On Minimal polynomial and Invariant subspace

Question

Given $T:V \rightarrow V$, $V$ is a vector space over field $\mathbb{R}$ and $m_T = (x^2-2x+2)(x-3)^2$. Show that there exists an invariant subspace with dimension $2$. I first thought that since $3$ is an eigenvalue and $x-3$ appears in a power of $2$, then $V_3$ might have dimension $2$ and we're done but thinking more about it I now think this is not necessarily the case. I also tried using: $$V = \ker(T^2-2T+2I) + \ker ((T-3)^2)$$
but this gives a dimension of at least $2$ and not exactly $2$

Answer 1

here's my proof, correct? If $dimV_3>1$ its easy. otherwise the dimension is 1. assume for contradcition $dimker((T−3I))^2=1$ to get (define $S = T^2-2T+2I$): $dimKer(T^2−2T+2I)=dimKer(S)=dimV−1=n−1$. take a basis for that space $B=v_1,...,v_{n−1}$. and take an eigenvector with eigenvalue 3, $v_n$. now $v_1,...,v_n$ is a basis for V, because if $a_1v_1+...+a_nv_n=0$ that implies $a_n=0$ by taking S of both sides. therefore all the ${a_i}$ are $0$ because $B$ is a basis. Now $f(x)=(x^2−2x+2)(x−3)$ satisfies $f(T)=0$ because each of the basis vectors is in the kernel of at least one of $T−3I,T^2−2T+2I$.

now that's a contradiction because $deg(f)=2<3=degm_T$. so we get $dim(ker(T−3)^2)>1$. since $dimV_3 = 1$ there exists a vector $v∈ker(T−3)^2$ and $v∉V_3$. This vector is not an eigenvector and therefore $T(v)$ is not a multiple of $v$, but since $(T−3I)^2(v)=0$ we get $T^2(v)=6T(v)−9v$ and therefore, $W=sp(v,T(v))$ is T-Invariant. Is this proof correct? if you had another proof, I'd like to read it too. thanks!

Answer 2

It is not difficult to show the much more general following result. Let $n\geq 2$ and $A\in M_n(\mathbb{R})$.

$\textbf{Proposition}$ $A$ admits an invariant real space of dimension $2$.

$\textbf{Proof}$. Case 1. $A$ admits at least $2$ distinct real eigenvalues. It is easy...

Case 2. $A$ admits one eigenvalue $s$ of multiplicity $n$; necessarily $s$ is real and we may assume that $s=0$, that is, $A$ is nilpotent. If $\ker(A)$ has dimension $\geq 2$, then we are done; if $\ker(A)$ has dimension $1$, then $\ker(A^2)$ has dimension $2$ and we are done.

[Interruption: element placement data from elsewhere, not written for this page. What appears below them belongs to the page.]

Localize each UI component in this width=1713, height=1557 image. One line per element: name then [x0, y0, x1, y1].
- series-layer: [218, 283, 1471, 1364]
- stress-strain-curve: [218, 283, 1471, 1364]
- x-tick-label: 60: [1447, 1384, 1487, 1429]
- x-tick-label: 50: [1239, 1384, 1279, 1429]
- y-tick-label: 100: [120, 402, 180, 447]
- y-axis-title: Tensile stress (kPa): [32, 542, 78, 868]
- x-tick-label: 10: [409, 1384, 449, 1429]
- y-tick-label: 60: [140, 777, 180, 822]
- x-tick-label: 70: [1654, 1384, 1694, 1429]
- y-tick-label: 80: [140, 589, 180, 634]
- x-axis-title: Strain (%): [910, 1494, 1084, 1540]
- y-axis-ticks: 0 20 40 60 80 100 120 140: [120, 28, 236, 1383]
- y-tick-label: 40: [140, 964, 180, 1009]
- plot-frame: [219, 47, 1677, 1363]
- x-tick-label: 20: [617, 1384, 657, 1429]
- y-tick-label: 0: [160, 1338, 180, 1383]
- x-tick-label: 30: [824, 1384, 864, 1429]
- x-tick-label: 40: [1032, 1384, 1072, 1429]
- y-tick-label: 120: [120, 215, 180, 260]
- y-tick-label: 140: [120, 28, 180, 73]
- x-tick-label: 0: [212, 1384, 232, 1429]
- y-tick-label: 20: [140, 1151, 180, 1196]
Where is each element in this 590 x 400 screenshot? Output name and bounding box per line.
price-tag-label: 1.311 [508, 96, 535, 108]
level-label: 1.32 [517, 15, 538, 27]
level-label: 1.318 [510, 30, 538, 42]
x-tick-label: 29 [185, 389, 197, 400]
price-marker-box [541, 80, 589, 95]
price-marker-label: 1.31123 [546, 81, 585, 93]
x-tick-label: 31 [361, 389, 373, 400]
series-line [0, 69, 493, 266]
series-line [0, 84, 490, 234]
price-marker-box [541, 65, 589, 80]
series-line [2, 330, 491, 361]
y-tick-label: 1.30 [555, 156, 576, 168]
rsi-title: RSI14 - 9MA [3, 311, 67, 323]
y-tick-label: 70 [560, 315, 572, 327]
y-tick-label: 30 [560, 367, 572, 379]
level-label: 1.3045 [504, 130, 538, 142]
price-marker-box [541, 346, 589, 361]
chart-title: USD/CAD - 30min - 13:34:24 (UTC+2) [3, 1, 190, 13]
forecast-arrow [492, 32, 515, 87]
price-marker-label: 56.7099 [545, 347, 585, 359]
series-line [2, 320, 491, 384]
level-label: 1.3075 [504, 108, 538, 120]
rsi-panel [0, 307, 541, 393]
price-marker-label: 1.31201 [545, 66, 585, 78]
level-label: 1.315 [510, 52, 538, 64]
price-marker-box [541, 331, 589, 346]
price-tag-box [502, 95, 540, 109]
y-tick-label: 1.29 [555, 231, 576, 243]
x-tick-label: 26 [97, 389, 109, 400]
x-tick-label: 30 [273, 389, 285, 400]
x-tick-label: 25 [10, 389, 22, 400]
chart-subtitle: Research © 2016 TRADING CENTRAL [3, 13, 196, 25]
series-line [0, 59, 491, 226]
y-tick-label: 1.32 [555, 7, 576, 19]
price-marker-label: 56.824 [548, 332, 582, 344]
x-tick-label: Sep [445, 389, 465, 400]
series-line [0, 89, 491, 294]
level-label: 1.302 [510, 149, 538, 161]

Case 3. $A$ admits (at least) $2$ non-real conjugate eigenvalues $s,\overline{s}$. If $u$ is an eigenvector associated to $s$, then $\overline{u}$ is an eigenvector associated to $\overline{s}$. Then consider $span((u+\overline{u}),(u-\overline{u})/i))$.

Answer 3

Probably easiest here is to use the irreducible factor $x^2-2x+2$ of the minimal polynomial. The kernel of $T^2-2T+2I$ has nonzero dimension (otherwise that factor would be absent from the minimal polynomial), and for any nonzero vector $v$ of that kernel the subspace spanned by $v$ and $T(v)$ is invariant (since $T^2(v)=2T(v)-2v$) and of dimension$~2$ (since $v$ is not annihilated by any polynomial of degree${}<2$ in $T$, which polynomial would have to divide $x^2-2x+2$).

I should note that irreducibility of $x^2-2x+2$, while convenient, is not essential to the argument: for any monic polynomial divisor$~D$ of the minimal polynomial there are vectors that are annihilated by $D[T]$ but not by any lower degree monic polynomial of $T$, and under the action of $T$ such a vector spans an invariant subspace of dimension $\deg(D)$. In particular you can apply this in the example for $D=(x-3)^2$ too. And of course, since over $\Bbb R$ all irreducible polynomials have degree $1$ or $2$, any minimal polynomial of degree at least$~2$ has a divisor of degree exactly$~2$, from which it follows that for any linear operator $T$ on a finite dimensional real vector space of dimension at least$~2$ there exists a $2$-dimensional $T$ invariant subspace, as mentioned in the answer by loup blanc.